19 entry daha
  • karizma mıdır bilemem de, zamanınız varsa bir hikaye anlatayım:

    sene 2001, daha iki haneli yaşların yeni heyecanındayım, koalisyon hükümeti sırasında ecevit'in ortalığı toparlamaya çalışırken bahçeli'nin "apo'yu asacağız" kükremeleriyle kürsüleri eskittiği, mesut yılmaz'ın eee'leri arasında nasıl da kötü şeyler sakladığını anlamaya yeni yeni başlıyorum. kriz patlak verdi, dolar fiyatları yükseldi, annem babam devlet çalışanıyken bile evde bir anda huzur kalmadı. ben de yeni oluşum akp'ye bir miktar sempatiyle baktım o aralar.

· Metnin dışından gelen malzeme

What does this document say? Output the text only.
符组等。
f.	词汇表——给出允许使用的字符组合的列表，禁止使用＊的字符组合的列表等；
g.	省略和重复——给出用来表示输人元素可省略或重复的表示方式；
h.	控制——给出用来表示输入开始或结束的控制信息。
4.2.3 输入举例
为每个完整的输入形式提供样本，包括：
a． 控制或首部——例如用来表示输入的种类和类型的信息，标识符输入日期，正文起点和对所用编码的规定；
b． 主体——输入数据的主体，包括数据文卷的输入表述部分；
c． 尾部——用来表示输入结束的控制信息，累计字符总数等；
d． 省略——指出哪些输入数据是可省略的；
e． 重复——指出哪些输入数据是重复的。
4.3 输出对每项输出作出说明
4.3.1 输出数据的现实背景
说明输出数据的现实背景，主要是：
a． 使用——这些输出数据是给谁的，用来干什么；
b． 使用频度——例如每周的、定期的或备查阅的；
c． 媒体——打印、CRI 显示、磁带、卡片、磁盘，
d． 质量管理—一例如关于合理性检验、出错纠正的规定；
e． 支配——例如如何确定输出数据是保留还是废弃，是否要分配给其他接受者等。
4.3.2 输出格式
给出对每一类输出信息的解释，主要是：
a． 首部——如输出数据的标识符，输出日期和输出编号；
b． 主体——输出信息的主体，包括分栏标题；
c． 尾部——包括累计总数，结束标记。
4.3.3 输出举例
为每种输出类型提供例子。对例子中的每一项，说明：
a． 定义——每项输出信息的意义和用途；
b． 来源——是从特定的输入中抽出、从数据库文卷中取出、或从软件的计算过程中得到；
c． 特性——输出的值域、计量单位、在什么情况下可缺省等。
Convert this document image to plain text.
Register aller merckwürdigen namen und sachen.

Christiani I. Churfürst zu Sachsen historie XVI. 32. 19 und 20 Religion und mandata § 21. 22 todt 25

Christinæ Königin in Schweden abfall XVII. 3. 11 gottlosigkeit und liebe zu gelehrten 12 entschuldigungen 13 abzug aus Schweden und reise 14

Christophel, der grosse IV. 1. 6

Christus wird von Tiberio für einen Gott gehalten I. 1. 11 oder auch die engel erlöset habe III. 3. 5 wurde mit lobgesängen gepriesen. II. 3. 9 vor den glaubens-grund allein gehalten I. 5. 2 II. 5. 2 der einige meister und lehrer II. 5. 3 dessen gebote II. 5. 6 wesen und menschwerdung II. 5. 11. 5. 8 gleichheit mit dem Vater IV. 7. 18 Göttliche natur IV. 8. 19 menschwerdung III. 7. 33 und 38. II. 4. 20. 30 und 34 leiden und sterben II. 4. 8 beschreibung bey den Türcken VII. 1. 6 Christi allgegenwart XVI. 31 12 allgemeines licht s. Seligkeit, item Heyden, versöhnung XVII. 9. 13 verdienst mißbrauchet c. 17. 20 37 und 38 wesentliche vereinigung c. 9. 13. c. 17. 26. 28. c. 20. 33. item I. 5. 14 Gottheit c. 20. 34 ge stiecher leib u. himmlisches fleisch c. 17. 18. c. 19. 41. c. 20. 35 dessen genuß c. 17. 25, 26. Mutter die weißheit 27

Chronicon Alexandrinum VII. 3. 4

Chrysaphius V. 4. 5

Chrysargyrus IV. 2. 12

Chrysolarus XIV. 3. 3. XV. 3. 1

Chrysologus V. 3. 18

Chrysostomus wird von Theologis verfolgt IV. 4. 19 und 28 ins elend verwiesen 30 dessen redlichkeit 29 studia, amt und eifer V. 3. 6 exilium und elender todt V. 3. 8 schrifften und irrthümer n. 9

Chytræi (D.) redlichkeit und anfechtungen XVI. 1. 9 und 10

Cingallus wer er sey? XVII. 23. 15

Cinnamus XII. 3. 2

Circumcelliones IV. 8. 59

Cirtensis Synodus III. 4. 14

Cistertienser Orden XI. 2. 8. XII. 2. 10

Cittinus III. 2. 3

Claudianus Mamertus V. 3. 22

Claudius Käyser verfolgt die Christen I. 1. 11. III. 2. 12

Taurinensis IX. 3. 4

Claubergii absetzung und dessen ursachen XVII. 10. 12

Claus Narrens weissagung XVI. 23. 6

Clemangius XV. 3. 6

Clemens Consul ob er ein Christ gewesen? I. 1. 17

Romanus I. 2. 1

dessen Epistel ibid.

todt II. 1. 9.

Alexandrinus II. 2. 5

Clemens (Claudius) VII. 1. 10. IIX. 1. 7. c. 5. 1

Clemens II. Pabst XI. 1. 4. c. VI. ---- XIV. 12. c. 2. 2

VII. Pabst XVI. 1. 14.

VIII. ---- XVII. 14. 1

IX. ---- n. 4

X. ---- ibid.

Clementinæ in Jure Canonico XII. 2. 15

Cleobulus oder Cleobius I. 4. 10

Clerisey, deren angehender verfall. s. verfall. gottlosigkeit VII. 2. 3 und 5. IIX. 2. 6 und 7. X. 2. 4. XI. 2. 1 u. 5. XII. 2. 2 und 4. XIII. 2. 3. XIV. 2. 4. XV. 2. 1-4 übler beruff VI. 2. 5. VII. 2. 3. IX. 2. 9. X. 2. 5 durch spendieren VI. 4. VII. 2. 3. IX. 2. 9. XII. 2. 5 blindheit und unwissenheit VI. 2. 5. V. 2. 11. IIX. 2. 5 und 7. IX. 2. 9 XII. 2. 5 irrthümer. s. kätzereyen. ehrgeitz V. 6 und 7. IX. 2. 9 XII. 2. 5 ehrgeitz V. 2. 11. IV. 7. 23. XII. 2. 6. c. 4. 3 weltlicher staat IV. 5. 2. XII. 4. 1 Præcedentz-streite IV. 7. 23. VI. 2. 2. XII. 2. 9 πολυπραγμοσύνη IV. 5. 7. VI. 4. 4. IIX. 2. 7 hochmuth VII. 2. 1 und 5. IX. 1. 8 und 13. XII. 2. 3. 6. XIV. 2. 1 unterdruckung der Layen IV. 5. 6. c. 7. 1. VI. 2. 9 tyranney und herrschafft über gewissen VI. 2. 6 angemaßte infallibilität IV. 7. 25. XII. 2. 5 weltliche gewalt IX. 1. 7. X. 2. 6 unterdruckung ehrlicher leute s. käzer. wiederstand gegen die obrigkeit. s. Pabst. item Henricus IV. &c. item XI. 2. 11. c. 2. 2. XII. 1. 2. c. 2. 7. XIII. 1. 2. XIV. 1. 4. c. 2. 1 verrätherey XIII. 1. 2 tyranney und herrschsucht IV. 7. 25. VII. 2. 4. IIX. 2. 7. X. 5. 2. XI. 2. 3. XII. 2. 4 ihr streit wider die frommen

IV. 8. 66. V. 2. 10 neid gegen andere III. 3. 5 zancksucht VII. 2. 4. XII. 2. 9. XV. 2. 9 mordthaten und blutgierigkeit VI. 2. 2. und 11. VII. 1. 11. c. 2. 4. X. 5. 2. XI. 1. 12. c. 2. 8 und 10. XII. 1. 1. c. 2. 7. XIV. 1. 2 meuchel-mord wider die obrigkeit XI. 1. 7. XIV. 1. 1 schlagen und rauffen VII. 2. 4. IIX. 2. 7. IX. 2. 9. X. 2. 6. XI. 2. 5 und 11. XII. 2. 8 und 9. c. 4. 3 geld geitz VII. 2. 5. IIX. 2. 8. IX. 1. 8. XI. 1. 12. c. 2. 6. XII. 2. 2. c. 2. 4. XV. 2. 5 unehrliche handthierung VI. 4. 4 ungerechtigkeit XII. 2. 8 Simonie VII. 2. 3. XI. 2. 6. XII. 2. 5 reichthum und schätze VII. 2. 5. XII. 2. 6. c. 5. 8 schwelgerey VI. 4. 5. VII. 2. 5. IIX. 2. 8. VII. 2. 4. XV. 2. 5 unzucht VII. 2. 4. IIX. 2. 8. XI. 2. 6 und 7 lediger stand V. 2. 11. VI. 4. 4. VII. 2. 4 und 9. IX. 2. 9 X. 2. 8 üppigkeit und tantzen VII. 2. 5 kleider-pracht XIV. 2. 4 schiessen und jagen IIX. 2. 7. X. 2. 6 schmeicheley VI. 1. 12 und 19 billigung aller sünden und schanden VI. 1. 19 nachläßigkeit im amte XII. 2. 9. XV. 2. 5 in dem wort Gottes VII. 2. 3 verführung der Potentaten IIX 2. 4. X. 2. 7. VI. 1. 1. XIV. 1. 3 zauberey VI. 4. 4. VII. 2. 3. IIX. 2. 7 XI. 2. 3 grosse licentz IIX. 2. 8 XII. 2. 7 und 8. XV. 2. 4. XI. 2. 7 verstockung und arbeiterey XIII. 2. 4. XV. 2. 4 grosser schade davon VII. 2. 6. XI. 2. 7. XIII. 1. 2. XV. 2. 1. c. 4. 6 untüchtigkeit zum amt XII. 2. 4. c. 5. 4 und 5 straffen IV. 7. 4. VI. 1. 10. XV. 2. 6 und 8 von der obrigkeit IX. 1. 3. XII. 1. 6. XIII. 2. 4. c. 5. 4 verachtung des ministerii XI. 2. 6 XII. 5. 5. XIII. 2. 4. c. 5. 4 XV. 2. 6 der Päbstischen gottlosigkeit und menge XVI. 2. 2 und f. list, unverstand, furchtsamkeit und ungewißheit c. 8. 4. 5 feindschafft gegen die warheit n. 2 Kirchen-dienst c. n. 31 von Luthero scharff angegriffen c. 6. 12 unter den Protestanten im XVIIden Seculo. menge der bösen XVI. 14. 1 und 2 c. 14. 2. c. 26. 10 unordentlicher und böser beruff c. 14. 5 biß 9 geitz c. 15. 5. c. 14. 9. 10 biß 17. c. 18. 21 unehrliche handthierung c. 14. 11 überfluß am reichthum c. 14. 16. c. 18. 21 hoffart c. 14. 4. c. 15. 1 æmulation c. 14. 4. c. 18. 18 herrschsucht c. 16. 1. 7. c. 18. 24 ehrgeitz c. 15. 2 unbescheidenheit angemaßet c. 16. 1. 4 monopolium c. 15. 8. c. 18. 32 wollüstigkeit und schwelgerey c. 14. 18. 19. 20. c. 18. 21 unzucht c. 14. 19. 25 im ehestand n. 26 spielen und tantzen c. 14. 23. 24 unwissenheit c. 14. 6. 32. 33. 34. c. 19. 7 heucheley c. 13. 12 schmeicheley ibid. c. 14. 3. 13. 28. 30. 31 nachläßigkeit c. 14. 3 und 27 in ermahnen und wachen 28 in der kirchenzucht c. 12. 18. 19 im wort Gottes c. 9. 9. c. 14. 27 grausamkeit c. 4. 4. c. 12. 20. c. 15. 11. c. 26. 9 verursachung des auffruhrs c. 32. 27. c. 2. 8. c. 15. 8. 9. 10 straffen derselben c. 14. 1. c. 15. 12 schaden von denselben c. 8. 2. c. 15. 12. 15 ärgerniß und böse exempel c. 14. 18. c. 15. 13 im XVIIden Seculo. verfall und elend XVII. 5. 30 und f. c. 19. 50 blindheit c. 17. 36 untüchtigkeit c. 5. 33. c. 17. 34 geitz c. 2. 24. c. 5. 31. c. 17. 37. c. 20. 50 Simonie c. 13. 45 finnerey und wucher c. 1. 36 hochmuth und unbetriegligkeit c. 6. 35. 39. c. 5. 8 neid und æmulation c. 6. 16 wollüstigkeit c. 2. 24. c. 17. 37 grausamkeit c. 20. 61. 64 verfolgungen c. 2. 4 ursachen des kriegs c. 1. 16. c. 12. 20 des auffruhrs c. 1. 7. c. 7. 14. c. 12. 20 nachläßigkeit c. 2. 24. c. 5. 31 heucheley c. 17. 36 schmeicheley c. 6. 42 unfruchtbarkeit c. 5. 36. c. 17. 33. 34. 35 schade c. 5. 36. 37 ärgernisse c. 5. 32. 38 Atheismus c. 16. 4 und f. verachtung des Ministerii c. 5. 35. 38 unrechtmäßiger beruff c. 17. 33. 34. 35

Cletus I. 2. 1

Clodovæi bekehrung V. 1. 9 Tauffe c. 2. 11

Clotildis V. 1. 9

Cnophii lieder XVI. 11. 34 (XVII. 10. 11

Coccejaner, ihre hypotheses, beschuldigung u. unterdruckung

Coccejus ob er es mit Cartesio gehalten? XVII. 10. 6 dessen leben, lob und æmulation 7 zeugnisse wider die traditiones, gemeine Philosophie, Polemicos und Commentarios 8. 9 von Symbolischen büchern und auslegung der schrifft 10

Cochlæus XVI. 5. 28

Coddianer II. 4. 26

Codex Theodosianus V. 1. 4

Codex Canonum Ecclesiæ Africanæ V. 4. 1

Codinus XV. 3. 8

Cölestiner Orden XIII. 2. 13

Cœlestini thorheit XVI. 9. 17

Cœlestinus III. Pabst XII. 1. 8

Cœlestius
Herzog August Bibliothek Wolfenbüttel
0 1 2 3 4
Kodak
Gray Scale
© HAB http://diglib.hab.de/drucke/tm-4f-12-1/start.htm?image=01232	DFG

    sene 2002 oldu, o seçimlerde eski partilerin %10'u geçmesini heyecanla bekledim, hepsi %9'larda kalınca, akp %34 oyla %66'ya varan temsil kazanınca "var bu işte bir şeyler" dedim, ama ilk sene içindeki konuşmaları yine de kötü bir intiba bırakmadı. hatta "acaba bunlar iyi adamlar mı" dedim.

    sene oldu 2004, iki haneli yaşların heyecanı hala üzerimde, ben bu adamlardan vazgeçtim, hem de öyle basmakalıp laflar sloganlar üzerinden değil. kendilerine yontma, iktidardayken dahi mağdur olma, bazı işlerin gizli kapaklı yapılmış olma hissini verme alışkanlıkları açısından anap'tan hiçbir farkı yoktu bu yeni adamların, hele ki liderlerinin mesut yılmaz'dan, demirel'den aşağı kalır yanı da yoktu, hesap soramazdın bu adamlardan. o an akp'den ümidimi kestim.

    ilk oyum 2010'da yetmez ama evetçi furya arasından hayır'a gitti, ondan beri de pişman değilim.

    edit: ergenekon soruşturmalarıyla beraber akp'nin söylemleri sertleşince, ülkenin bir yarısını sevip geri kalanına hayırsız evlat gibi davranıp, günaşırı hakaret edip dövmeye başlayınca, taraf tutturmaya zorlayınca ben de seçimimi yaptım.